3.2 If n = 7, find the value of 2n − 5.    1 mark

3.3 If a = 6, find the value of a ⁄ 2 + 3.    1 mark

3.4 If y = 5, find the value of y².    1 mark

Standard, combine two ideas

3.5 If x = 3 and y = 2, find the value of 4x + 5y − 7.    2 marks

3.6 If m = −3, find the value of 2m + 11. (Watch the signs!)    2 marks

Extension, push your thinking

3.7 If x = −4, find the value of x² + 2x − 5. (Don't forget the brackets around the −4 when squaring!)    3 marks

3.8 If a = 6 and b = 2, find the value of (a + b) ⁄ (a − b).    2 marks

Stuck on 3.8? Calculate the top first, then the bottom, then divide. The fraction bar groups each one.
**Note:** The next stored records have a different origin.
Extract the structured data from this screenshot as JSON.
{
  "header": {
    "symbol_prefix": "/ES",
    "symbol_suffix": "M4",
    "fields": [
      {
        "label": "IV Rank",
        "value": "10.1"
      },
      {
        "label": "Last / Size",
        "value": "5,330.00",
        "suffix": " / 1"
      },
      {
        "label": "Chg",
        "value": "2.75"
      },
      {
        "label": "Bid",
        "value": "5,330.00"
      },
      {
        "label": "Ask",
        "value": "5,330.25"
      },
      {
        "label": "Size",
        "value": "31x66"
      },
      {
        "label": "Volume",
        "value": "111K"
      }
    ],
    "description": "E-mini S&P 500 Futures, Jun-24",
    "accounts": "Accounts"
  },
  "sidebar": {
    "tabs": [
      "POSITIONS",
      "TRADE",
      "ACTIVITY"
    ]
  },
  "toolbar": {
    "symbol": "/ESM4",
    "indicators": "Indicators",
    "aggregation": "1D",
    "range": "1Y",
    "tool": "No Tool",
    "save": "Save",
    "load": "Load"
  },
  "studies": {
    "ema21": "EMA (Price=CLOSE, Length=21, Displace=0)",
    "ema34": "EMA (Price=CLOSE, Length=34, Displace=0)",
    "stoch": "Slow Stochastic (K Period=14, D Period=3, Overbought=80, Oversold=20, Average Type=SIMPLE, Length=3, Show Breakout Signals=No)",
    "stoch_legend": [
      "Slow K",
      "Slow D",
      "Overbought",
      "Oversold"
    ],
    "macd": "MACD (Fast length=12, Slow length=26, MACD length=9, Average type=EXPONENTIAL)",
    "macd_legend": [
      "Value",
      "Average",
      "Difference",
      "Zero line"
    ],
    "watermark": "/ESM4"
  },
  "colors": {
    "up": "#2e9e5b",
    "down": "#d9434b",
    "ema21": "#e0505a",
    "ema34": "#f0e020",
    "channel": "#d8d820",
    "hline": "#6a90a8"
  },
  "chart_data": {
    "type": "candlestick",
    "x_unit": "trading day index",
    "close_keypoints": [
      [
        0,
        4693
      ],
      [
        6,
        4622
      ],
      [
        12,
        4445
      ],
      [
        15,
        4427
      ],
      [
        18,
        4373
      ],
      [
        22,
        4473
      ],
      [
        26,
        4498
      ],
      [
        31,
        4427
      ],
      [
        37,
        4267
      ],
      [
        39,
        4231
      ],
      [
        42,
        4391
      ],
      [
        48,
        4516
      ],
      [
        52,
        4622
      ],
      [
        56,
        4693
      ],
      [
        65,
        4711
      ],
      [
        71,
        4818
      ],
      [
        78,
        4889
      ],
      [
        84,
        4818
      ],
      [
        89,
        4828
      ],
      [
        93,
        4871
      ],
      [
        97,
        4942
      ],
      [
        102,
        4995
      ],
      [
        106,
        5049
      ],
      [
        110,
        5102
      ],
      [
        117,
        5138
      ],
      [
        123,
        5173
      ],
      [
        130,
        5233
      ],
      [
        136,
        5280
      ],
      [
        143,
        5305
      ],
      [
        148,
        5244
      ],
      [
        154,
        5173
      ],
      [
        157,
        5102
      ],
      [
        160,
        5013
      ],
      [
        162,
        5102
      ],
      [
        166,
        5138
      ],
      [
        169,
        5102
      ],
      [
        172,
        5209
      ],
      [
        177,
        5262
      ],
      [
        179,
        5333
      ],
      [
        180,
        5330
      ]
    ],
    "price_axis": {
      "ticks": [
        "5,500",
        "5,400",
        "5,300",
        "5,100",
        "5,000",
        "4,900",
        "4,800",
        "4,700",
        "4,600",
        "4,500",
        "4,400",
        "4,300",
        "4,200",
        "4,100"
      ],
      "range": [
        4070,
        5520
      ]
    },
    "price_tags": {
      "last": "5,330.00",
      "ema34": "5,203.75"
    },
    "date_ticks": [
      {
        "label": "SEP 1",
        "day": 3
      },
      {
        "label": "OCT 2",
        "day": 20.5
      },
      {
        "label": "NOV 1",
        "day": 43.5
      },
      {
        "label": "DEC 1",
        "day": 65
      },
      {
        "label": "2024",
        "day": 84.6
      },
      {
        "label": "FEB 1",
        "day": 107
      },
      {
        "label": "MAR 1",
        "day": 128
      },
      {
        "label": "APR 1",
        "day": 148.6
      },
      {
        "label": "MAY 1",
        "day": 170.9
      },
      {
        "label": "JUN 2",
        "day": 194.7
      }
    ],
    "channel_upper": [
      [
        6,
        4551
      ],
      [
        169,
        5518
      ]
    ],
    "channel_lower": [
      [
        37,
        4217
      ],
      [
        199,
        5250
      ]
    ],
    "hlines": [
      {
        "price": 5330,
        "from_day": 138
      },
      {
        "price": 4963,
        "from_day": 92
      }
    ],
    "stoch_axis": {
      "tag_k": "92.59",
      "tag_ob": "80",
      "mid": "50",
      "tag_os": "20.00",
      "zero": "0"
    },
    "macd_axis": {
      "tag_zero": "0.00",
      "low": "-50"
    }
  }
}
How did this worksheet feel?

What I'll revisit before next class:

Answers, Do not peek before attempting

Section 2, We do (5a + 2b − 1, a = 3, b = −4)

Step 2: = 5(3) + 2(−4) − 1.
Step 3: = 15 + (−8) − 1.
Step 4: = 15 − 8 − 1 = 6. Final answer: 6.

3.1-3x + 2 at x = 4

= 3(4) + 2 = 12 + 2 = 14.

3.2-2n − 5 at n = 7

= 2(7) − 5 = 14 − 5 = 9.

3.3, a ⁄ 2 + 3 at a = 6

= 6 ⁄ 2 + 3 = 3 + 3 = 6.

3.4, y² at y = 5

= (5)² = 5 × 5 = 25.

3.5-4x + 5y − 7 at x = 3, y = 2

= 4(3) + 5(2) − 7 = 12 + 10 − 7 = 15.

3.6-2m + 11 at m = −3

= 2(−3) + 11 = −6 + 11 = 5. (Notice: 2 × (−3) = −6, a positive times a negative gives a negative.)

3.7, x² + 2x − 5 at x = −4

= (−4)² + 2(−4) − 5 = 16 + (−8) − 5 = 16 − 8 − 5 = 3. (Brackets matter: (−4)² = 16, NOT −16.)

3.8, (a + b) ⁄ (a − b) at a = 6, b = 2

Top: a + b = 6 + 2 = 8. Bottom: a − b = 6 − 2 = 4. Then 8 ÷ 4 = 2.